Dave, this is insane, you mean I buy a ticket and then throw it away?
Yep, that’s what I advise. But insane? Hardly. I’m a canny Scotsman. This is a money saving technique that can pay off big.
Remember how I said if you get denied boarding at your departure airport
you can lose 100% of the cost of the US airline fare you already paid?
Or if you somehow arrive at the Philippine port of entry and the Philippine Immigration officer asks you to produce an onward travel ticket and you have none, the officer has the right to deny you entry, hold you at the airport until the next flight back to the US and force you on a returning plane AT YOUR EXPSNSE, at the current ‘same day’ airfare. (Ever buy international airfare on the same day of travel? Hint, you don’t want to. A coach ticket can cost thousands of dollars, and you have no choice and no bargaining power)..
This could certainly ruin your travel plans.
It’s simple economics. I just looked up the difference between the cheapest flight on United Airlines, round trip, Denver-Manila-Denver, on November 18th, 2012, returning 21 days later. If I were to book that today it would cost $997.
On the same day I can book a one way fare, Denver to Manila for $607 … same flights.
That means I can save $390USD by buying a one way ticket. My option?

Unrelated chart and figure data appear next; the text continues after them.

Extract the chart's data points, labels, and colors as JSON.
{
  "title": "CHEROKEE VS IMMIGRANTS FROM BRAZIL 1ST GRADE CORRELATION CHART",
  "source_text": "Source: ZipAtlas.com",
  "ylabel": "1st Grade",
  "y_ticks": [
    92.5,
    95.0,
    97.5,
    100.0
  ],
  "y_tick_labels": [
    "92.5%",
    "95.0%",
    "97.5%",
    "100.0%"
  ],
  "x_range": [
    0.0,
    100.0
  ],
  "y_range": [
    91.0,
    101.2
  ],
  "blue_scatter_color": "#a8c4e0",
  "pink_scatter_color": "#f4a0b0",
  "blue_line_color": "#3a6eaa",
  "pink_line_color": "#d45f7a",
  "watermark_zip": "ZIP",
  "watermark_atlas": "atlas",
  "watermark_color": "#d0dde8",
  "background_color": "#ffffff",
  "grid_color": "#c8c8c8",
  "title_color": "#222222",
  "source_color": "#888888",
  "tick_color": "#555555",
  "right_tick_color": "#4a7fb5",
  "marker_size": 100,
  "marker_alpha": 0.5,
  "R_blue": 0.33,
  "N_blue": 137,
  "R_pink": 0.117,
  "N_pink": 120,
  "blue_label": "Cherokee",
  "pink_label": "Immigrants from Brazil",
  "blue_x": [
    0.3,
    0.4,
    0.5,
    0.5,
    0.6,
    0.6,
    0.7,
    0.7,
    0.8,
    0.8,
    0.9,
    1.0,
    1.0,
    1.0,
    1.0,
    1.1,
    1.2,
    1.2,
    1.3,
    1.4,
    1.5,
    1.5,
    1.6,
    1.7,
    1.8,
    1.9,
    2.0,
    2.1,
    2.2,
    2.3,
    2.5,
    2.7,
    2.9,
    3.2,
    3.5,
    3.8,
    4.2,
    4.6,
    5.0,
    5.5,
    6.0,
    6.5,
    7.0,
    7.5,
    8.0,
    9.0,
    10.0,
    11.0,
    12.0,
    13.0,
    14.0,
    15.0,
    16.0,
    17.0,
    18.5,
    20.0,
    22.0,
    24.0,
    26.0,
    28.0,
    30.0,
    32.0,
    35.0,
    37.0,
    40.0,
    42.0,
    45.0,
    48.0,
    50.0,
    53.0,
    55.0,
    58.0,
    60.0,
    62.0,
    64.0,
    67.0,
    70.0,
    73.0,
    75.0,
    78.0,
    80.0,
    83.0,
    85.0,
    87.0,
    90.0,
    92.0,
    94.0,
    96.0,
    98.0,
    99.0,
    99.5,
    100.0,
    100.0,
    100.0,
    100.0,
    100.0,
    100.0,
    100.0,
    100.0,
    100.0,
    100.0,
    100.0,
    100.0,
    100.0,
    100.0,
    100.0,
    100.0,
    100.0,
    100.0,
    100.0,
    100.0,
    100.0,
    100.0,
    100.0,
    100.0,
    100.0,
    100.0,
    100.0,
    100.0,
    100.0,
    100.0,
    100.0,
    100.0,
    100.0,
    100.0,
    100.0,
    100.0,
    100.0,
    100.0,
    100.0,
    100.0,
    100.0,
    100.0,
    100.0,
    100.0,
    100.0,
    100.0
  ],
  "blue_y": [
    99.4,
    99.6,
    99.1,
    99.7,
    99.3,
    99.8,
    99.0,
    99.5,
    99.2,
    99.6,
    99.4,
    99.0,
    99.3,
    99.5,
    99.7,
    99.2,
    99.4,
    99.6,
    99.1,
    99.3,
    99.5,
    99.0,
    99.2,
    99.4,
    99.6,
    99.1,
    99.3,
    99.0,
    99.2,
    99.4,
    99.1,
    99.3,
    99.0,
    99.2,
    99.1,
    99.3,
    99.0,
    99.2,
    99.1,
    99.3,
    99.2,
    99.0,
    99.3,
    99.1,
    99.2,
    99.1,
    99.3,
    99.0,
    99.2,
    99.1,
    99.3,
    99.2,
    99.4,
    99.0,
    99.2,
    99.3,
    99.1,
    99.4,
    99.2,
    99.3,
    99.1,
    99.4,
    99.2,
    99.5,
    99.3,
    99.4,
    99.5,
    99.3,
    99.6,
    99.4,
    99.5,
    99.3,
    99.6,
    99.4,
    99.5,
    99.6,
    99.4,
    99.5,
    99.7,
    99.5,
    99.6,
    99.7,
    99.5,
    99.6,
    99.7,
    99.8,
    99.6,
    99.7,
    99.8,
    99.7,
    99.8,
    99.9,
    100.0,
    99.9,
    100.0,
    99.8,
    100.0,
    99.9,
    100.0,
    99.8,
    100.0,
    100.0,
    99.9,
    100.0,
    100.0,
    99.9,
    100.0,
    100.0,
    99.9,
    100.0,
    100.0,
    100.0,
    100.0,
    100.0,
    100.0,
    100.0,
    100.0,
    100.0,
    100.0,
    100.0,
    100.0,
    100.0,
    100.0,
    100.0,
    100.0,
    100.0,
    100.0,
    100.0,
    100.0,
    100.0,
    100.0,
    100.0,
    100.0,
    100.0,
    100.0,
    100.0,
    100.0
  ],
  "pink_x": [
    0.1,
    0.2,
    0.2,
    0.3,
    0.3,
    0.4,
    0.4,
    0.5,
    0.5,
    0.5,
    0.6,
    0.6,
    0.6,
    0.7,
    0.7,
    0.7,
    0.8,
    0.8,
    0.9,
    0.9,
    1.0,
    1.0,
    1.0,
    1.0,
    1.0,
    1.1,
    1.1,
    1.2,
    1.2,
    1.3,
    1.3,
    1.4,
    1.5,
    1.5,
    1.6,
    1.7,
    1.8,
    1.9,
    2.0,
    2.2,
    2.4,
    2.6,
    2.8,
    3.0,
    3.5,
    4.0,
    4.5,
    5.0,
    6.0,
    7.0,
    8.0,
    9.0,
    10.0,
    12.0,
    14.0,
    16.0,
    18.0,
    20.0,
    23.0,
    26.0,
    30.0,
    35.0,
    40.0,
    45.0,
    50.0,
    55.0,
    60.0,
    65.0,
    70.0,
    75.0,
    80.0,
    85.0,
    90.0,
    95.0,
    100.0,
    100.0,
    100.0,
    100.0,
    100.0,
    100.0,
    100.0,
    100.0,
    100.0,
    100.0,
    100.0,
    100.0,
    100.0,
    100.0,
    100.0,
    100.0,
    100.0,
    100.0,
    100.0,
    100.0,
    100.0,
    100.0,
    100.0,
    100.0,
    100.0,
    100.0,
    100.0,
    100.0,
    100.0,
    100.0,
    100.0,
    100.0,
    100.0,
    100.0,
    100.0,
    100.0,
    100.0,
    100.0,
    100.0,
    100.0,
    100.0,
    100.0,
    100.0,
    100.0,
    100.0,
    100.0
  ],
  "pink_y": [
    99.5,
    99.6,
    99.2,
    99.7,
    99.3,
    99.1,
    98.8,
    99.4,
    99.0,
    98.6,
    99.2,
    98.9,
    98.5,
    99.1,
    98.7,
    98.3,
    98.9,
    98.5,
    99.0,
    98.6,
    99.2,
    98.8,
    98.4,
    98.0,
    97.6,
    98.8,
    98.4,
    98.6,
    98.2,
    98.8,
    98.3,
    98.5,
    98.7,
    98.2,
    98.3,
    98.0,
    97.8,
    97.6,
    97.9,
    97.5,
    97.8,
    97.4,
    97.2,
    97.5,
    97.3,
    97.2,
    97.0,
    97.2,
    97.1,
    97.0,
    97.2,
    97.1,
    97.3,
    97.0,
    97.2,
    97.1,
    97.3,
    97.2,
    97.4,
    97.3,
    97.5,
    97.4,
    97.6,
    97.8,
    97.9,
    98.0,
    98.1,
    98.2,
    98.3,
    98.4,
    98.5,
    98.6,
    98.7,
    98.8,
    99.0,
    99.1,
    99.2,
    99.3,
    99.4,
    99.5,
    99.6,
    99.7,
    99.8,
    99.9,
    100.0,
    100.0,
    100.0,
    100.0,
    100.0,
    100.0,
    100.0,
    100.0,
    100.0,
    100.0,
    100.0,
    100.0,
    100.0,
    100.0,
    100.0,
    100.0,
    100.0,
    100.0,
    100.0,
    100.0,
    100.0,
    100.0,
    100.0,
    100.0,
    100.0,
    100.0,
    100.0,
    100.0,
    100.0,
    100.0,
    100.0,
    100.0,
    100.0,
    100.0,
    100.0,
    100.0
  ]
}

- I can roll the dice and see if I can get on the flight without onward travel, risking a thousand bucks if anything goes wrong.
- I can pay $390 extra for a round trip portion of the ticket I will likely never use.
- Or I can “invest’ about $50 USD in an “insurance” ticket on Cebu Pacific, throw it away after I no longer need it. (I will never need it again once you get to the Philippines and get in through Immigration the first time, you DO NOT need a ticket to extend your visa, over and over again), and put a sure ~$340 USD in my pocket.
That’s Not Insane in my Book, It’s Smart … or as we say in Scotland, Canny
So pay your money and take your choice. But ‘show’ tickets can be very cheap insurance, trust me on that.
This is something I find continuously when I counsel folks on travel to, living in and Philippine retirement.
For some reason many folks seem to jump at the first, cheapest sounding option without figuring the true cost of all their options.
Spending $50 to save $340 bucks is a no-brainer, unless you refuse to use your brain to start out with.